Planning Fall Classes

As you Begin
We know you are anxious to start your first semester at Puget Sound. Here are some important tips to keep in mind as you begin planning and before your complete your advising placement questionnaire (becomes available April 1, to be completed by June 1):

Plan to participate in activities outside of the classroom. Out-of-class activities have a lot to do with the personal growth you will experience during your college years.

Practice time management. On campus, you are more independent than may have ever been before, and you will need to develop some self-discipline to manage your time well.

Keep your priorities straight. Your first responsibility as a college student is to be a student. But since you also need food, rest, and exercise, as well as outside activities, make time for your personal life as well as your academic one. Many college students use day planners. Plan on scheduling about 16 hours a week as time in class and another 32 hours for study. Figure in about 21 hours for meals, and another two hours or so to do your laundry, clean your room, etc. Don't forget to reserve at least three or four hours per week for exercise.

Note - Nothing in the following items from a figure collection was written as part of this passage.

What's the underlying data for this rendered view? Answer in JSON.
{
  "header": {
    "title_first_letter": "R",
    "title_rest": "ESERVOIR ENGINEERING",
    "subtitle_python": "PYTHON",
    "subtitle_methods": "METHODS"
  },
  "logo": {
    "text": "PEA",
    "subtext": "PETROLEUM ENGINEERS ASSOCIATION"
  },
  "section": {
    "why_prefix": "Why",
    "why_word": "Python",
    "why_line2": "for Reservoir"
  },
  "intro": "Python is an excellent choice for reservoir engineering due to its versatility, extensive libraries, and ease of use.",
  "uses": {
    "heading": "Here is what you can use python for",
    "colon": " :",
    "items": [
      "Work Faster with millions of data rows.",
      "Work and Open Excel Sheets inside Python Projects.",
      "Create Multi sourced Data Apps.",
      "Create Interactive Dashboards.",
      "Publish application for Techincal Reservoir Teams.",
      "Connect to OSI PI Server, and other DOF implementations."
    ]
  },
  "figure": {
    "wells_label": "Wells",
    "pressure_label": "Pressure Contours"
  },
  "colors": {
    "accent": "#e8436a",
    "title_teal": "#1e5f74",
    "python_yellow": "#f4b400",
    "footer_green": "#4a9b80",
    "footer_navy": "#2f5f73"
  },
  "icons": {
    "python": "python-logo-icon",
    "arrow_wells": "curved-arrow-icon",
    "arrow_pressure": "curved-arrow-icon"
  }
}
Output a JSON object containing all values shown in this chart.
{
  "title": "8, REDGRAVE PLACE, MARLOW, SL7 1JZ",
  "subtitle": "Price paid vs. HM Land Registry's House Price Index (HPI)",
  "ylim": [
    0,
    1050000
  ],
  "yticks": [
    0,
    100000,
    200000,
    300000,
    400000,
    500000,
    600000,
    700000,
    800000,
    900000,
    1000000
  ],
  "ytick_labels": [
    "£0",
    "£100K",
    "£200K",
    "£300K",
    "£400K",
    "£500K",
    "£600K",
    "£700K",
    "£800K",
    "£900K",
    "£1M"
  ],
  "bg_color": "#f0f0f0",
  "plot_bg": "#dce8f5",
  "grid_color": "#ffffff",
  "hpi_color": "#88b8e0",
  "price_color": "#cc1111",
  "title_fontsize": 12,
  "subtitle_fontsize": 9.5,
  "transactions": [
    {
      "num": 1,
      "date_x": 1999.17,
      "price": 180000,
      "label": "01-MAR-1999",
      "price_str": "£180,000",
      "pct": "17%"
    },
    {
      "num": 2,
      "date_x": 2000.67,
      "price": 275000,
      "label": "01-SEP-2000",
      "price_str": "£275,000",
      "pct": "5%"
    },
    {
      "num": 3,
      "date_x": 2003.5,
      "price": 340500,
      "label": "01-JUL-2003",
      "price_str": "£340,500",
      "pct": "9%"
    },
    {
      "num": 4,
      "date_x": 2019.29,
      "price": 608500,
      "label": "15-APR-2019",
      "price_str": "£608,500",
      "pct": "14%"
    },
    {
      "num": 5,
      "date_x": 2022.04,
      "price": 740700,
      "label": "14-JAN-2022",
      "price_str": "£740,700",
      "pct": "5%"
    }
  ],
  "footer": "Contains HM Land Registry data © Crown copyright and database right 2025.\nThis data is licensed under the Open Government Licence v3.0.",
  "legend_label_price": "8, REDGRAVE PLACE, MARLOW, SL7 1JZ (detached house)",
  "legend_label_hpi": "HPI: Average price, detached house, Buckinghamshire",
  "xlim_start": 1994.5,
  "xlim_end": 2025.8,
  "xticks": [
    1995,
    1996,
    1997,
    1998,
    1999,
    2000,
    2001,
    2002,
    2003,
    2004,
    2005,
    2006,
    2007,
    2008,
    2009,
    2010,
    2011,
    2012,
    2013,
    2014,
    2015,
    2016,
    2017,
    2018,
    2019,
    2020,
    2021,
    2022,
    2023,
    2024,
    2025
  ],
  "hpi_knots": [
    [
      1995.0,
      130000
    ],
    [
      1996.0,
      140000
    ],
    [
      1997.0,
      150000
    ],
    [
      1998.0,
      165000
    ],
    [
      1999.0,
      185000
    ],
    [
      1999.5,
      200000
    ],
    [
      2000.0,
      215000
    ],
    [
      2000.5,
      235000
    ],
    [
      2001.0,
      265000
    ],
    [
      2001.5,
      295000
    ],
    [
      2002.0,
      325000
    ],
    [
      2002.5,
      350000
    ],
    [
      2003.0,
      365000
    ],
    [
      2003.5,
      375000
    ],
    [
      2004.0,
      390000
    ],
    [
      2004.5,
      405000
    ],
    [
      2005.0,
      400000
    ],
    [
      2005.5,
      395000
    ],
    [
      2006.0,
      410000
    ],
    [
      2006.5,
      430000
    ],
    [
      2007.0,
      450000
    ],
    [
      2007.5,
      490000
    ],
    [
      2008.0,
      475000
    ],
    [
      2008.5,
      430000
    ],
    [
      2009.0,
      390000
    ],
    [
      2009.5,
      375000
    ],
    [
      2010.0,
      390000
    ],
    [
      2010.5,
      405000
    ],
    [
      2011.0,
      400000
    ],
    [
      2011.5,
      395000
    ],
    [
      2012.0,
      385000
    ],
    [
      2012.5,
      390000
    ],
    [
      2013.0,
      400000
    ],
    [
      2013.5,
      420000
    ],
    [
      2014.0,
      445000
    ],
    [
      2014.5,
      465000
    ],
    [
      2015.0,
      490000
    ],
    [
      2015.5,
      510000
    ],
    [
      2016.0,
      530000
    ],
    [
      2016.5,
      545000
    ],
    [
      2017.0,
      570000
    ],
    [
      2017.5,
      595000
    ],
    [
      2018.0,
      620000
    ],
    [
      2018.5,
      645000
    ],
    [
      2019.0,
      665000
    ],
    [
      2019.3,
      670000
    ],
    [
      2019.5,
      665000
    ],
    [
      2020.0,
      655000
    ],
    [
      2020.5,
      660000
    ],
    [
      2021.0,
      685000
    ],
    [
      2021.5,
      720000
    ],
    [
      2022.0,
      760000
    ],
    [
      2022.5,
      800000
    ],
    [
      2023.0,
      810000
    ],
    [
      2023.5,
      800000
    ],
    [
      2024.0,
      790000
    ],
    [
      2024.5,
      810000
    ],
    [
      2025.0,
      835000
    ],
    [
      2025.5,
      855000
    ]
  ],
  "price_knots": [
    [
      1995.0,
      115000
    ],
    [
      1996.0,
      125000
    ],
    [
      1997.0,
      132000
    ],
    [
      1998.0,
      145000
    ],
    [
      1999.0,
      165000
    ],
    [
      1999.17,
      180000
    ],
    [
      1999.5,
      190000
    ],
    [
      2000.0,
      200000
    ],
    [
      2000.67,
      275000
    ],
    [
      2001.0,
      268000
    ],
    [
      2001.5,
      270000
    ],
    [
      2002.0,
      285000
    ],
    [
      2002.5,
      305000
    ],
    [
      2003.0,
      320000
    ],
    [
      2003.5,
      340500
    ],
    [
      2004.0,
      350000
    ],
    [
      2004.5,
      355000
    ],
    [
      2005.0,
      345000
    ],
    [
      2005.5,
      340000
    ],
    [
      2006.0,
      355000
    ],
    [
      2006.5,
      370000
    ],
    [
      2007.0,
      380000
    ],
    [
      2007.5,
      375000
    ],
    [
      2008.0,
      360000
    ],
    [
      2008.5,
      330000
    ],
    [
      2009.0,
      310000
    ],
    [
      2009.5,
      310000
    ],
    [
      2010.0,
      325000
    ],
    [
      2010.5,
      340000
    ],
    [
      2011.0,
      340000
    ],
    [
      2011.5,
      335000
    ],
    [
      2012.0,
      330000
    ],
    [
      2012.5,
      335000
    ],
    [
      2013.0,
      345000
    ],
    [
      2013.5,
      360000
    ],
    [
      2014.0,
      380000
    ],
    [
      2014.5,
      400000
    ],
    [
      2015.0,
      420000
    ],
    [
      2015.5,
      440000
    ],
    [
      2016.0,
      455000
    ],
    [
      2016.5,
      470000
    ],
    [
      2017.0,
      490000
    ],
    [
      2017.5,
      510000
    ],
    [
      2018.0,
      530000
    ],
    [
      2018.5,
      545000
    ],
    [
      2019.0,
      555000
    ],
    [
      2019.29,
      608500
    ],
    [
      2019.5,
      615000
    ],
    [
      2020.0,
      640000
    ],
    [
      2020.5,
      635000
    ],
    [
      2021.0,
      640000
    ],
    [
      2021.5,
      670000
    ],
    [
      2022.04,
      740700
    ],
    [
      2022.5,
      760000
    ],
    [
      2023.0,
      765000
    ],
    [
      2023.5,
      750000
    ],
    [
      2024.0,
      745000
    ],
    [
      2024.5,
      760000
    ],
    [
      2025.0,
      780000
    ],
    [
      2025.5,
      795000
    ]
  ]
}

You should have about four to six hours per day left over. Now comes the hard part. How do you want to use those extra hours? Will you use eight to 12 hours per week for a work-study job or other employment? Will you participate in intercollegiate sports or intramurals, or sing in a choral group, or be a campus DJ? Whatever you decide, you should have time for two or three other activities. If you don't, college is likely to become a grind. Just be honest with yourself about how you want to spend your time. Even if you don't end up using a day planner, it never hurts to make a plan.

Don't procrastinate. After Orientation is over, many first-year students think they have more time than they actually have. Their class schedules require only about 15 or 16 hours in class each week. In some classes most of the grade is based on midterm and final exams and a paper that may not be due until near the end of the term. Unlike high school, several classes don't appear to require any "real" work for five or six weeks.

Don't be fooled. As a rule, to earn an average (C) grade in an average class, you should devote about two hours of out-of-class study for every hour in class. Of course some classes require less work outside of class; others require more. Plan a routine for keeping up with your studies rather than waiting until the last minute to work on a big project or paper or to study for a big exam.